Working with Allan MacDonald’s team at the University of Texas, Austin, Roger Lake’s group at the University of California, Riverside, Dmitry Smirnov at the National High Magnetic Field Lab, and Takashi Taniguchi’s group at NIMS, Japan, Lau and colleagues used graphene in the quantum Hall regime. This occurs when charge carriers like electrons are confined to a 2D plane, as they are in graphene, and subjected to a perpendicular magnetic field in the Z-direction. To make their measurements, the researchers contacted spin injecting and detecting leads to quantum Hall edge states, which lie adjacent to the antiferromagnetic region in the material. They then applied a voltage between these spin-up and spin-down states.
“We measured non-local voltage signals across a 5-micron long AFMI region, a distance that is 104 to 105 times longer than previously measured spin current decay lengths. In control experiments, the signal disappears when the filter regions of the leads are tuned away from these edge states.
“Among the possible transport mechanisms to explain this effect, our data are most consistent with spin superfluidity in the so-called Néel texture of the AFMI that allows for dissipation-less transport of pure spin current,” she tells Physics World.

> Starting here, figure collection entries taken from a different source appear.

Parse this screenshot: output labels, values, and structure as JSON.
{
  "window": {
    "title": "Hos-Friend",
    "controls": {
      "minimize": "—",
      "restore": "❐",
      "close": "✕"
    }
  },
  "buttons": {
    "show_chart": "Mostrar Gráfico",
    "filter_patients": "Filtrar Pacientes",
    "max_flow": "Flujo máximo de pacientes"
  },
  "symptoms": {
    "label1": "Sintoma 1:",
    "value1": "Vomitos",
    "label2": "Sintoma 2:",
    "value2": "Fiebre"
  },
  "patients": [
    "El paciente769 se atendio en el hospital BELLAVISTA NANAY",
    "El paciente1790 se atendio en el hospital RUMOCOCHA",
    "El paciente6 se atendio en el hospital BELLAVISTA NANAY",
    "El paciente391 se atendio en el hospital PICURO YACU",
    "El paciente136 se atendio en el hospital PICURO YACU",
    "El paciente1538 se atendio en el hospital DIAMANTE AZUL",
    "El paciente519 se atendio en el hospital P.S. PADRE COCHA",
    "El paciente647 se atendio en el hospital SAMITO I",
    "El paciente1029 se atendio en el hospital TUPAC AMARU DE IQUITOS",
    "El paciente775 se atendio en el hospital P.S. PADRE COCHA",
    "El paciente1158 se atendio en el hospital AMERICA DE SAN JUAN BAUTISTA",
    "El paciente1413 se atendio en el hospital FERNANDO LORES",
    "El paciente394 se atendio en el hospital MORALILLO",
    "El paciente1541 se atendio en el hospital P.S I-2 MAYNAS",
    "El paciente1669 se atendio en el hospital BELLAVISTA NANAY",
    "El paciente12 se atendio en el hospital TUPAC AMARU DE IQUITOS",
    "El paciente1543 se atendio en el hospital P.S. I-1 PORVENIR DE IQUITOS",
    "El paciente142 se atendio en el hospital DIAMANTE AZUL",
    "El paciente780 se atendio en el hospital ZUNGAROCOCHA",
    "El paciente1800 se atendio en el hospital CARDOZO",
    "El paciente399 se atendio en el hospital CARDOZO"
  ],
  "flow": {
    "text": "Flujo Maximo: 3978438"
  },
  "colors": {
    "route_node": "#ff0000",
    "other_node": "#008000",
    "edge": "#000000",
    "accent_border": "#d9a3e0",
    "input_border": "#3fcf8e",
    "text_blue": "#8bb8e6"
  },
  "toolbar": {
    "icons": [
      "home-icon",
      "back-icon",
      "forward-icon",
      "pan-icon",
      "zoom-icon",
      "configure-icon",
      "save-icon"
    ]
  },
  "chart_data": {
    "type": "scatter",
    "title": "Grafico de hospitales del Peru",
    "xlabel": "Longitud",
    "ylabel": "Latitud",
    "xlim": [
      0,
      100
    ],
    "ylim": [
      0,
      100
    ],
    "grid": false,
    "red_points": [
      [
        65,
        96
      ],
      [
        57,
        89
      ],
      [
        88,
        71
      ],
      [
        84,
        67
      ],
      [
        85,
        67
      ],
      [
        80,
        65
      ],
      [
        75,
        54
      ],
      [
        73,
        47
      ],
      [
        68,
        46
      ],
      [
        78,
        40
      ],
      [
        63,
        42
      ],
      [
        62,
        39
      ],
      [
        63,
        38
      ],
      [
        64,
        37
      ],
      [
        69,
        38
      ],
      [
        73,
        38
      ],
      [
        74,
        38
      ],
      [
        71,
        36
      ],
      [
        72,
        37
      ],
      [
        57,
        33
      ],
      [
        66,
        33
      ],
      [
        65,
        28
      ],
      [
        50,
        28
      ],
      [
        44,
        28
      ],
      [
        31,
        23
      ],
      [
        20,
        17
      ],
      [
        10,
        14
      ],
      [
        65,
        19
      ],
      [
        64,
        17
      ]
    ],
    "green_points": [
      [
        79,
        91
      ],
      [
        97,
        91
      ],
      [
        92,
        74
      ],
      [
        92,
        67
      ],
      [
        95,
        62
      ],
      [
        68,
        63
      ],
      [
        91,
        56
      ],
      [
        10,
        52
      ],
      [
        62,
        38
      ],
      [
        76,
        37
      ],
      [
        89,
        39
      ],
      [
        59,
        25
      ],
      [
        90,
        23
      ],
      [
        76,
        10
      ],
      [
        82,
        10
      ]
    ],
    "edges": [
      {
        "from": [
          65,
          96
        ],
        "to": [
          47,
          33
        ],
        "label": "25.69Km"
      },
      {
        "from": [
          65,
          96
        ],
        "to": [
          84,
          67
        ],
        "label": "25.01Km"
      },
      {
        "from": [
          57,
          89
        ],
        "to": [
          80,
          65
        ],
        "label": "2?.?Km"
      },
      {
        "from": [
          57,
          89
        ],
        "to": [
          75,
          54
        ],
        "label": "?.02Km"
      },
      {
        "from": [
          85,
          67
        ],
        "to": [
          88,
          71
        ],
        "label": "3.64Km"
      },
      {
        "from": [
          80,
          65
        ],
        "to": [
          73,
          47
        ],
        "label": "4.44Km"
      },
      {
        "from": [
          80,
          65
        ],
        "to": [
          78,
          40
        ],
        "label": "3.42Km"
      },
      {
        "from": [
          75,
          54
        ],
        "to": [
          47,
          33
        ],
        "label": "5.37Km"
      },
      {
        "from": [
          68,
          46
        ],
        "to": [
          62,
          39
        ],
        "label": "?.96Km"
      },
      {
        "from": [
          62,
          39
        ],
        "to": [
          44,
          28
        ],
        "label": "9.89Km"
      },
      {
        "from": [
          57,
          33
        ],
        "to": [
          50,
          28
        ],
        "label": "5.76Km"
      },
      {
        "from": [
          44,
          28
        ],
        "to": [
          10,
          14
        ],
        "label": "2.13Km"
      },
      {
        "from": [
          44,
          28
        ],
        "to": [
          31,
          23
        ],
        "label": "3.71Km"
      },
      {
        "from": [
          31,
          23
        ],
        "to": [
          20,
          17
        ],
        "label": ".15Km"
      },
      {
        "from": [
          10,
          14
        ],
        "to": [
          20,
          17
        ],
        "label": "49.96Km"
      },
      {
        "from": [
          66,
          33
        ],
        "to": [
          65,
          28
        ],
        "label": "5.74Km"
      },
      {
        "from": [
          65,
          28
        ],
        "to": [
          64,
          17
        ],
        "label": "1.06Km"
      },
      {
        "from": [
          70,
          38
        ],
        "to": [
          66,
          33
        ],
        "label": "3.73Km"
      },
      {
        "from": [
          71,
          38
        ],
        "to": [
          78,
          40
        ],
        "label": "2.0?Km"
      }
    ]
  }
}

“This is a new field, and we hope that our experiments are the first of many,” says Lau. “There are still many questions that need to be answered following our results. For example, how efficient is our spin injection technique? And could we observe similar spin transport in bilayer graphene? This would theoretically allow us to control spin directions because electrons residing on the top and bottom layers in this material have opposite spin polarizations. By using an electric field, we could ‘persuade’ the electrons to reside on one of the two layers and so switch their spin directions.”
Full details of the research are reported in Nature Physics 10.1038/s41567-018-0161-5.